Lifebit’s technology, Lifebit CloudOS, is being used to modernize and future-proof the computational infrastructure for genomics and wider ‘omics’ data across the NIHR Cambridge BRC, by powering a new cloud-based TRE, named CYNAPSE, which will serve as a scalable and secure data management and analysis platform for NIHR Cambridge BRC researchers.
The delivery of CYNAPSE is well underway and the NIHR Cambridge BRC is set to join a growing number of research organizations who are standing up TREs that make use of Lifebit’s pioneering federated technology to make sensitive biomedical data securely available for research.
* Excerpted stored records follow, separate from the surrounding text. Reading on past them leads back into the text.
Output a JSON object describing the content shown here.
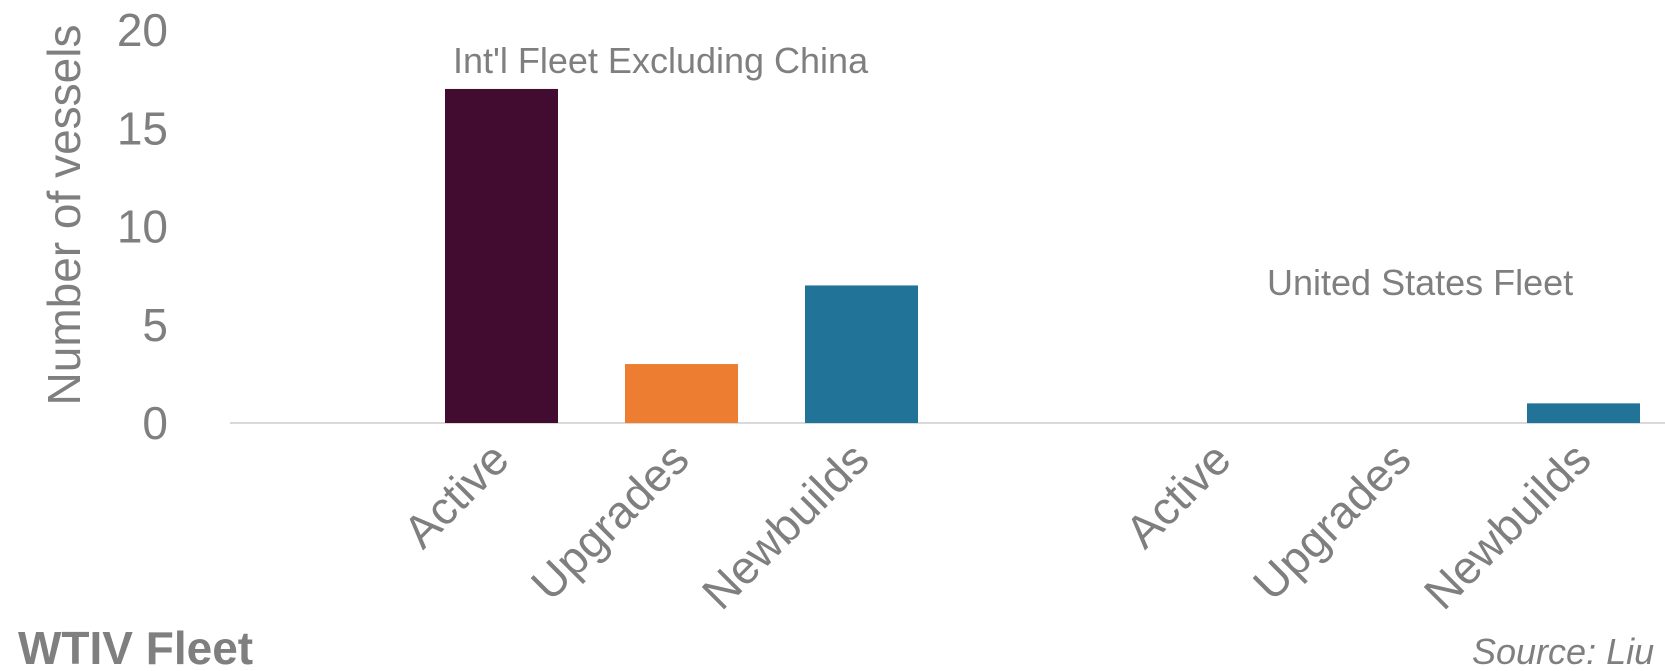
{
  "chart_data": {
    "type": "bar",
    "ylabel": "Number of vessels",
    "ylim": [
      0,
      20
    ],
    "yticks": [
      "0",
      "5",
      "10",
      "15",
      "20"
    ],
    "grid": false,
    "groups": [
      {
        "label": "Int'l Fleet Excluding China",
        "categories": [
          "Active",
          "Upgrades",
          "Newbuilds"
        ],
        "values": [
          17,
          3,
          7
        ]
      },
      {
        "label": "United States Fleet",
        "categories": [
          "Active",
          "Upgrades",
          "Newbuilds"
        ],
        "values": [
          0,
          0,
          1
        ]
      }
    ],
    "colors": {
      "Active": "#420c31",
      "Upgrades": "#ed7d31",
      "Newbuilds": "#217398"
    }
  },
  "footer": {
    "title": "WTIV Fleet",
    "source": "Source: Liu"
  }
}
OSP: Also, please share your thoughts about challenges with keeping patient data private and secure, and how this project will work to ensure that (and balance safety with speed).
TS: TREs are secure spaces for researchers to access and analyze sensitive data to help prevent unauthorized access and re-identification of individuals from de-identified data. Maintaining ultimate participant confidentiality and data security is at the core of this project and a federated approach enables all participant data to stay securely within the CYNAPSE platform at all times.
Patient and public involvement has also been essential from the outset. The CYNAPSE project team is working with patient groups to develop data governance and federation best practices to safely and securely maximize the use of data for research.